Über mehrere Tage draußen sein, Radfahren und dabei zugunsten der Rückengesundheit nur mit dem nötigsten Gepäck ausgestattet zu sein, bedeutet auch, flexibel sein zu müssen. Natürlich ist da irgendwo ein Ziel und ein Plan, der idealerweise genau dorthin führt. Eine Garantie zum Gelingen gibt es aber nicht. In unserem Fall hieß das: Bei Regen das Abendessen vorziehen und in einem Ort, dessen Namen ich jetzt schon nicht mehr weiß, überraschend gute, handgemachte Gnocchi essen, im Kaufland von Riesa die letzten Fuß- und Handwärmer zu kaufen, weil vier Grad in der Nacht plötzlich doch etwas zu kalt zum Zelten schienen und einen Tag später spontan eine Pensionsübernachtung in Torgau zu buchen – weil vier Grad zum Zelten eben wirklich zu kalt sind. Der Plan wurde hin und wieder also verändert, nicht aber verworfen. Dabei blieb selbst mir mit einer großen Vorliebe für Kontrolle nichts anderes übrig, als zuzugeben: Es ist gar nicht so schlimm, wenn etwas mal nicht oder anders klappt, als gedacht.
Anflug von Überforderung oder Selbstzweifel? Darf existieren, im nächsten Moment aber auch wieder verschwinden. Am Ende hilft nämlich alles nichts. Die ganze Nacht gefroren und vier Stunden geschlafen? Schon blöd, aber das Fahrrad bewegt sich nicht von allein.
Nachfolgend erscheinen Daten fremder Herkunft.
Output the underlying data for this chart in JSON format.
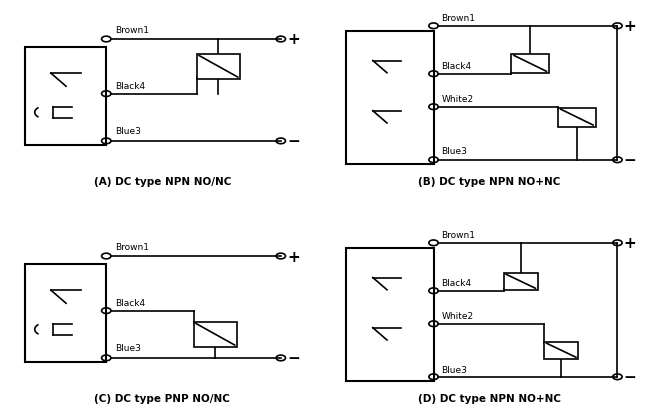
{
  "bg_color": "#ffffff",
  "diagrams": {
    "A": {
      "label": "(A) DC type NPN NO/NC",
      "wires": [
        "Brown1",
        "Black4",
        "Blue3"
      ],
      "switch_wires": [
        "Brown1",
        "Black4"
      ],
      "output_wires": [
        "Brown1",
        "Blue3"
      ],
      "plus_wire": "Brown1",
      "minus_wire": "Blue3"
    },
    "B": {
      "label": "(B) DC type NPN NO+NC",
      "wires": [
        "Brown1",
        "Black4",
        "White2",
        "Blue3"
      ],
      "plus_wire": "Brown1",
      "minus_wire": "Blue3"
    },
    "C": {
      "label": "(C) DC type PNP NO/NC",
      "wires": [
        "Brown1",
        "Black4",
        "Blue3"
      ],
      "switch_wires": [
        "Black4",
        "Blue3"
      ],
      "plus_wire": "Brown1",
      "minus_wire": "Blue3"
    },
    "D": {
      "label": "(D) DC type NPN NO+NC",
      "wires": [
        "Brown1",
        "Black4",
        "White2",
        "Blue3"
      ],
      "plus_wire": "Brown1",
      "minus_wire": "Blue3"
    }
  }
}
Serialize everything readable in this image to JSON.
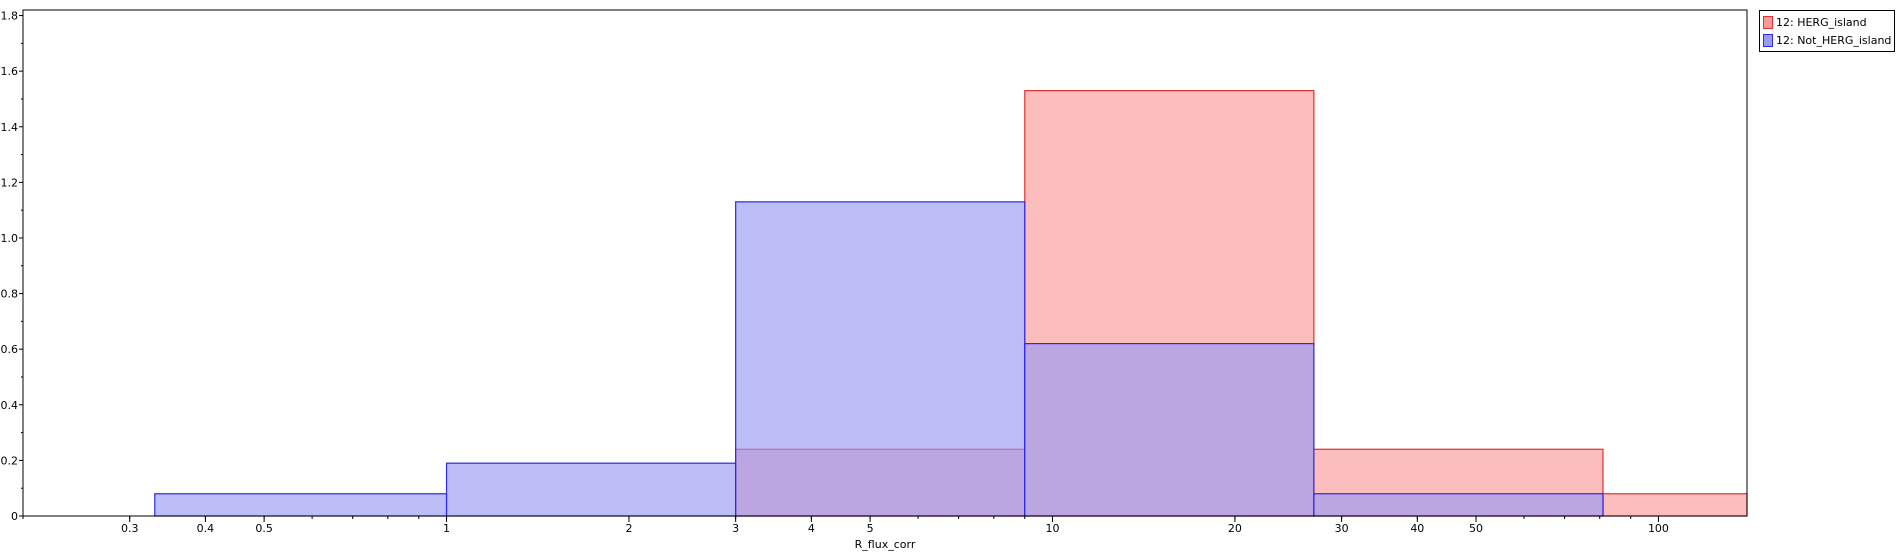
{
  "chart_data": {
    "type": "bar",
    "xlabel": "R_flux_corr",
    "ylabel": "",
    "x_scale": "log",
    "xlim": [
      0.2,
      140
    ],
    "ylim": [
      0,
      1.82
    ],
    "grid": false,
    "legend_position": "top-right outside",
    "y_ticks": [
      0,
      0.2,
      0.4,
      0.6,
      0.8,
      1.0,
      1.2,
      1.4,
      1.6,
      1.8
    ],
    "y_tick_labels": [
      "0",
      "0.2",
      "0.4",
      "0.6",
      "0.8",
      "1.0",
      "1.2",
      "1.4",
      "1.6",
      "1.8"
    ],
    "x_ticks": [
      0.3,
      0.4,
      0.5,
      1,
      2,
      3,
      4,
      5,
      10,
      20,
      30,
      40,
      50,
      100
    ],
    "x_tick_labels": [
      "0.3",
      "0.4",
      "0.5",
      "1",
      "2",
      "3",
      "4",
      "5",
      "10",
      "20",
      "30",
      "40",
      "50",
      "100"
    ],
    "bin_edges": [
      0.33,
      1.0,
      3.0,
      9.0,
      27.0,
      81.0,
      140
    ],
    "series": [
      {
        "name": "12: HERG_island",
        "fill": "#fa9a9a",
        "stroke": "#e03030",
        "bins": [
          {
            "x0": 3.0,
            "x1": 9.0,
            "y": 0.24
          },
          {
            "x0": 9.0,
            "x1": 27.0,
            "y": 1.53
          },
          {
            "x0": 27.0,
            "x1": 81.0,
            "y": 0.24
          },
          {
            "x0": 81.0,
            "x1": 140,
            "y": 0.08
          }
        ]
      },
      {
        "name": "12: Not_HERG_island",
        "fill": "#9a9af5",
        "stroke": "#2a2ae0",
        "bins": [
          {
            "x0": 0.33,
            "x1": 1.0,
            "y": 0.08
          },
          {
            "x0": 1.0,
            "x1": 3.0,
            "y": 0.19
          },
          {
            "x0": 3.0,
            "x1": 9.0,
            "y": 1.13
          },
          {
            "x0": 9.0,
            "x1": 27.0,
            "y": 0.62
          },
          {
            "x0": 27.0,
            "x1": 81.0,
            "y": 0.08
          }
        ]
      }
    ]
  }
}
Also: Weitermachen, wach werden, in die Gänge kommen und feststellen, was alle Mütter schon früher wussten. Geht dann komischerweise doch. Der Hügel ist nicht so steil, wie er aussieht und die Strecke am Ende doch kürzer als man denkt – nur die vier Grad zum Zelten sind wirklich kalt, beim Blick in einen Sternenhimmel ohne Lichtverschmutzung im Rahmen einer ehrenlosen Pipi-Runde um drei Uhr nachts, letztlich aber doch ganz schön.
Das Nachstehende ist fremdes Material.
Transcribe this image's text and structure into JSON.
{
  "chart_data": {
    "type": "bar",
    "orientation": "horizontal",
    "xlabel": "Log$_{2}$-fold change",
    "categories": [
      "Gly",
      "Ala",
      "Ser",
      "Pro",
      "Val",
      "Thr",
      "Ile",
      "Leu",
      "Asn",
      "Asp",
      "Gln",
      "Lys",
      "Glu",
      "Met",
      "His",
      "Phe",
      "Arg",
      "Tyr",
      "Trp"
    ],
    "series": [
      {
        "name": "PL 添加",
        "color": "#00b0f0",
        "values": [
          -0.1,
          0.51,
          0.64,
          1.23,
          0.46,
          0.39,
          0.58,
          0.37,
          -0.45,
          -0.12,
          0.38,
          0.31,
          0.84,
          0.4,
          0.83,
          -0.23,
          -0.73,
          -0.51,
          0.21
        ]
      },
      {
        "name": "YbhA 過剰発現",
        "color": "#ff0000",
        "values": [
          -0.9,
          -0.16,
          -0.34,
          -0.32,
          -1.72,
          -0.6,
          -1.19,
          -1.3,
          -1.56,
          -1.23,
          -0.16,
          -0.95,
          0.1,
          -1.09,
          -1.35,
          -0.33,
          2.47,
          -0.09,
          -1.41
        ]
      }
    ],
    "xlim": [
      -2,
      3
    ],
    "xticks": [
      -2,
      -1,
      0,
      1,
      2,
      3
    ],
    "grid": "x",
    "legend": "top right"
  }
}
Es gibt mehrere Momente, die ähnlich sind; warum es gerade so viele Fahrrad-Arschlöcher gibt, verstehe ich aber schon am Ende des ersten Tages. Bei Nieselregen trete ich in die Pedale, als es über die Elbebrücke nach Riesa geht. Für meine Kraft in den Beinen ist die gerade viel zu lang. Ich habe keinen Bock mehr, strampel weiter und als ich drei Minuten später mit dem Fahrrad in die Einkaufsstraße einrolle, überkommt mich ein Gefühl von richtig großer Freude. Etwas, das in Riesa sicher auch nicht allzu oft vorkommt. So kitschig das klingt, checke ich in diesem Moment aber: Das erste Ziel ist erreicht, wie krass?! Gerade für die 14-jährige Schülerin in mir, die im Sportunterricht auf jeden Fall nicht als erste ins Team gewählt würde, ist das ein ziemlicher Erfolg.
Natürlich weiß ich nicht, ob hinter jedem Fahrrad-Arschloch ein ehemaliger Teenie steckt, für den Sportunterricht Immer eher Qual als Vergnügen war. Muss es ehrlicherweise vielleicht auch nicht. Vielleicht ist das Gefühl, ein Ziel zu erreichen, einfach für alle ähnlich gut? Wahrscheinlich, ja. Vor allem, weil es allein an einem selbst hängt, es zu schaffen. Kein Chef der Welt muss dich befördern, niemand ein gutes Wort für dich einlegen. Du trittst, du erreichst das Ziel – mit ungeplanten Hürden vielleicht nur etwas später als geplant. Zwischen spontanen Café-Funden, der Wiederentdeckung von gutem Softeis, Fährüberfahrten, unfassbar schöner Natur, den Fahrradweg überquerenden Rehen und Hasen und der Möglichkeit, sich nur mal auf sich selbst zu verlassen, fällt es mir dann doch ganz schön schwer, nicht doch einen Hauch von Verständnis – vielleicht sogar Sympathie – für die Fahrrad-Arschlöcher aufzubringen. Schließlich muss ich davon ausgehen, dass ich in absehbarer Zeit vielleicht selbst eins bin.